一年ほど前になるが、広島を拠点に活動する写真家・工藤一義氏から一冊の写真集『世界文化遺産 広島20周年記念写真集 1996-2016 』が届いた。 それは、広島県の財産である「原爆ドーム」「宮島厳島神社」のユネスコ登録20周年に際し制作されたもので、写真を通じてその意義を見つめ直し後世に伝えようという趣旨のもと、120名もの同志を集め、写真展開催と写真集の出版までに至ったのだった。
 同封された挨拶文の中で、“会派の枠を超え・・・”と工藤氏は語っている。写真界は、いまなお複数の団体による個々の活動が中心だ。しかし社会の、世界の流れを見てもこれまで以上に横の繋がりや関連業種との交流が必要なことは間違いない。そうした中で、このような団体を超える活動は今後大きな意味を持つだろう。また、市民の記憶と記録を保存し未来へ継承しようという工藤氏の試み(アーカイブス化)は、大変意義のある行為だ。

 広島といえば、まずは「広島カープ」だろう。今年も首位を独走中であり、昨年は、37年ぶりのリーグ連覇を遂げている。僕は、高校時代から「広島カープ」ファンだ。とは言え、記憶にある野球観戦といえば、マリナーズ vs ヤンキースの一戦くらいしかない。ニューヨークに住みはじめて間もなくの頃に、友人に誘われたのがこのゲームだ。「イチローが出るチケットを手に入れた!」そう連絡してきたのは、在ニューヨーク20年を超え、『大魔神』の愛称で知られメジャーリーグでも活躍した佐々木主浩氏との交流もあるA氏だ。
 ヤンキース・スタジアムは、161st Street 駅にある。まだ、ハーレムよりも北側のエリアへは足を延ばしたことがなかった僕はやや緊張しながら地上への階段を上っていった。少し周辺を歩くと、壁という壁にスプレーでグラフィティを描かれているビルが目に飛び込んできた。別名エアロゾールアートとも呼ばれるグラフィティだが、この場所の絵は他のエリアとは大きく異なり、「単なる落書き」と言われてしまいそうなモノが多かった。しばらく歩いていると、ジワジワと感じはじめた危険な匂いに、「ゲームが終わったらさっさと家へ帰ろう」と思いつつスタジアムの入口へ向かった。試合がはじまる直前、僕が周りの人々に少々遅れを取りつつも起立すると、前列の大柄な男性が帽子を脱ぎ、広げた手でつばの部分を包むようにつかみ胸元にあてた。国歌の斉唱がはじまったのだ。唱が終わると同時に、大きな拍手と歓声が沸き起こった。やがてイチローがバッターボックスに入ると、それを上回ろうかというような黄色い声が飛び交った。

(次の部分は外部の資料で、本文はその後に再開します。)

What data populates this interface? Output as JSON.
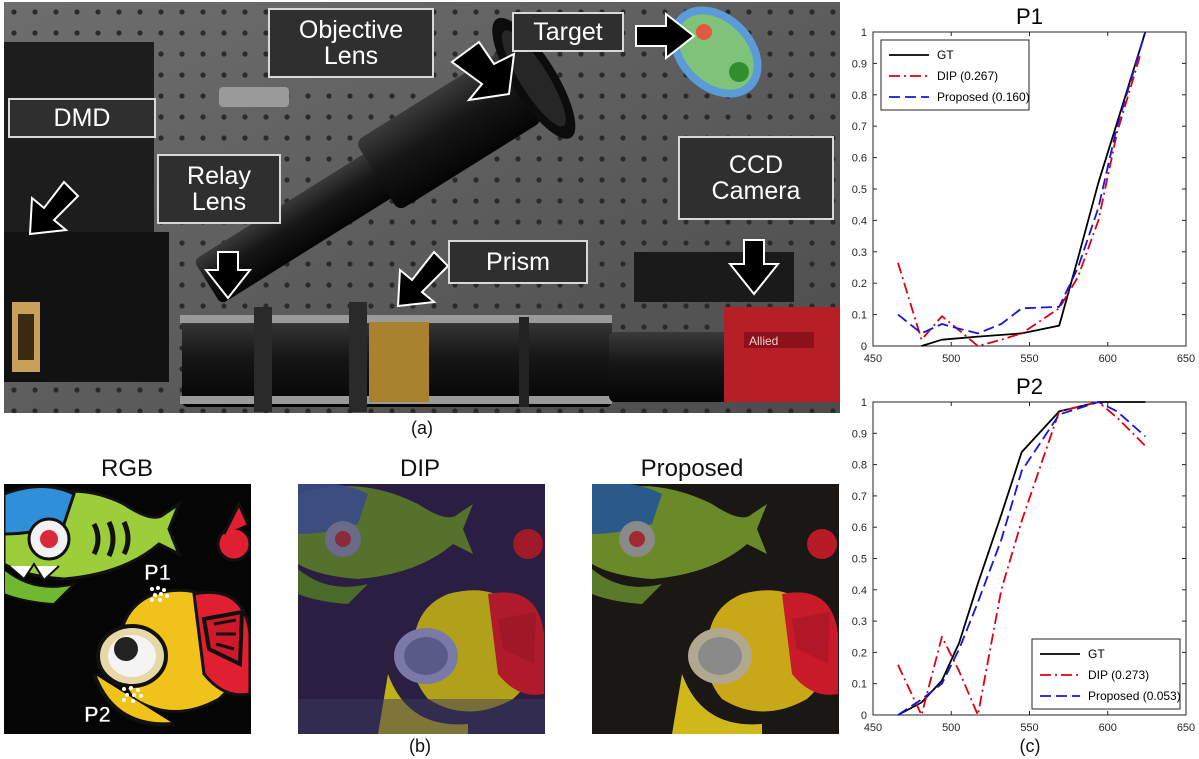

 話を広島カープに戻すが、僕は「カープファン」と言いながら、記憶にある野球観戦といえば先ほどのニューヨークでのイチローの姿のみであり、カープ優勝の立役者、黒田博樹投手がフォーシームという直球の一種を得意としていることさえも知らなかった。それでもファンだというのは、この球団が誕生した歴史にある。僕の母校には修学旅行というものがなく、代わりに学習旅行が行われていた。他にどの選択肢があったのかは記憶にないが、カープファンとしては迷わずこの地への(学習)旅行を選んだ。滞在中、被曝体験を語っていただくプログラムがあったが、その方が途中で体調を崩し口から泡を吹いて倒れてしまうという出来事も起こった。あの日、原爆ドームの前に佇んだ時、戦後の復興を目指しカープに声援を送り続けきた市民の声が聞こえるような気がした。そして、一度だけ川に映り込んだ「原爆ドーム」に向かってシャッターを切った。あの時、僕は間違いなく「カープファン」になった。

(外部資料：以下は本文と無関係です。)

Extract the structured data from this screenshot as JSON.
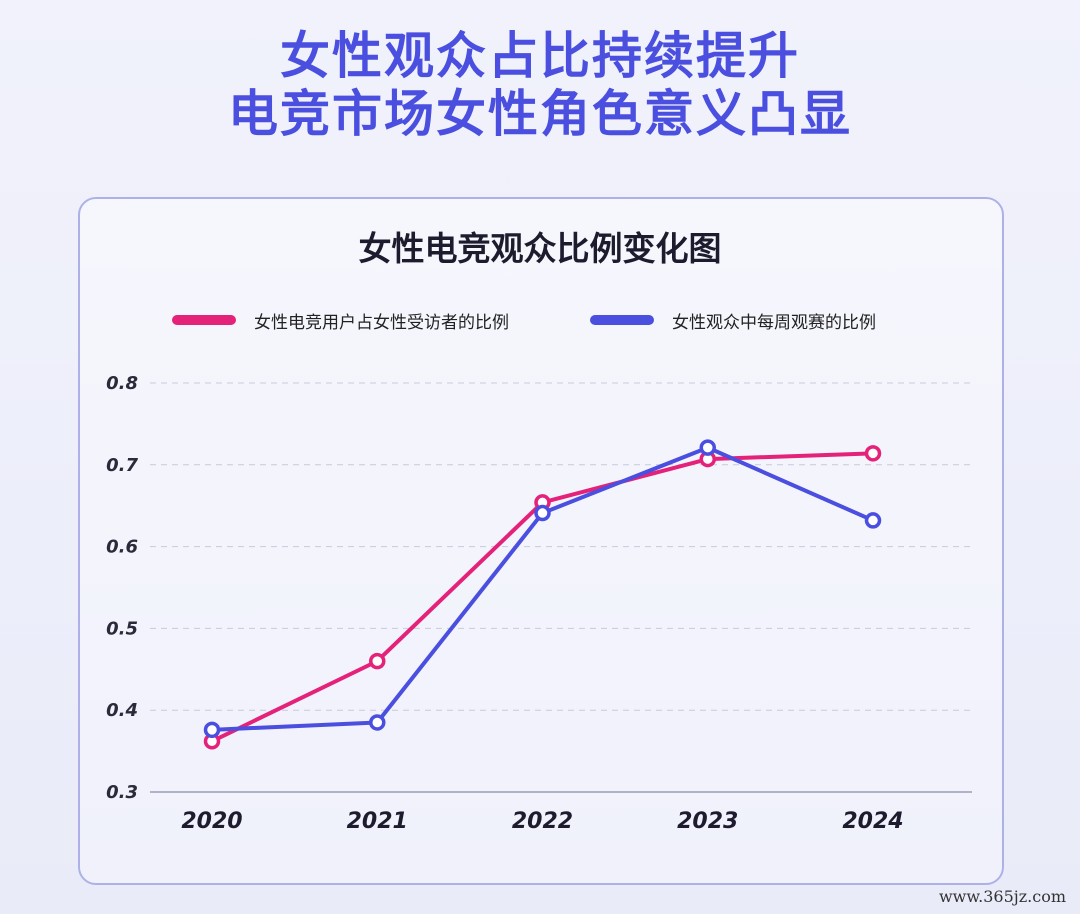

 そんな想い入れのある場所、「原爆ドーム」だが、写真集『世界文化遺産 広島20周年記念写真集 1996-2016 』(130点余りの作品が収録)の中に、迫力ある一枚、工藤氏が原爆ドーム前で捉えた『訴える』が収録されている。日本全国を旅しながら主に油画や廃材による作品を制作しているという放浪画家・藤川初則氏のパフォーマンスをとらえたものだ。その直球ともいうべき声なき叫びを写真家・工藤一義も体当たりで捕まえにいっている。

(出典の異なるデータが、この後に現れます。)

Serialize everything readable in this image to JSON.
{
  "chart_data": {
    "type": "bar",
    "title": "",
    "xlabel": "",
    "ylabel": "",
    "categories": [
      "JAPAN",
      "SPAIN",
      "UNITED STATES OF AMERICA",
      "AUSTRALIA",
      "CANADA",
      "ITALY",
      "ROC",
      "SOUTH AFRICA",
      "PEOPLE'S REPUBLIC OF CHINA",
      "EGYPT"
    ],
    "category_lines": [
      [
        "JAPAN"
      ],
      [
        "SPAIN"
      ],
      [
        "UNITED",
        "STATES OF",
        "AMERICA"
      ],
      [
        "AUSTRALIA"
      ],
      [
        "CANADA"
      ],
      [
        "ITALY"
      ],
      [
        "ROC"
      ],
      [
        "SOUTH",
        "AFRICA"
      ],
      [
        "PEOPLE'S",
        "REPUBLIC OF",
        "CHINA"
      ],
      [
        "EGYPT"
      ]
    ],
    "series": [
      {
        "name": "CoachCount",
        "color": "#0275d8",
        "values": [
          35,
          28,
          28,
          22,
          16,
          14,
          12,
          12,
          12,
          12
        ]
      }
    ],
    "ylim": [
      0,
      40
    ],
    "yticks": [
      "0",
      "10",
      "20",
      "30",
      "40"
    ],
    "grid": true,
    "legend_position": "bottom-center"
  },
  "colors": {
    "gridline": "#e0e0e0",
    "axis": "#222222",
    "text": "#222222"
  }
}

 「カープファン」と言うには、佐々木、イチロー、黒田氏の活躍を良く知らないほどの野球音痴ではあるが、写真作家を目指して雑誌や広告の仕事でも忙しくしていたあの頃、『世界かれいどすこうぷ』というTBSの深夜番組でアシスタントをしていた福島弓子アナウンサー(後のイチロー夫人)の声色を良く覚えている。司会の鈴木順アナウンサーと掛け合う時の彼女のストレートながらも心地よい物言いは、いま考えると当時の僕の癒しになっていたように思う。黒田選手のフォーシームといい、工藤氏の作風といい、僕は直球=ストレートに惹かれる傾向があるのかもしれない(笑)。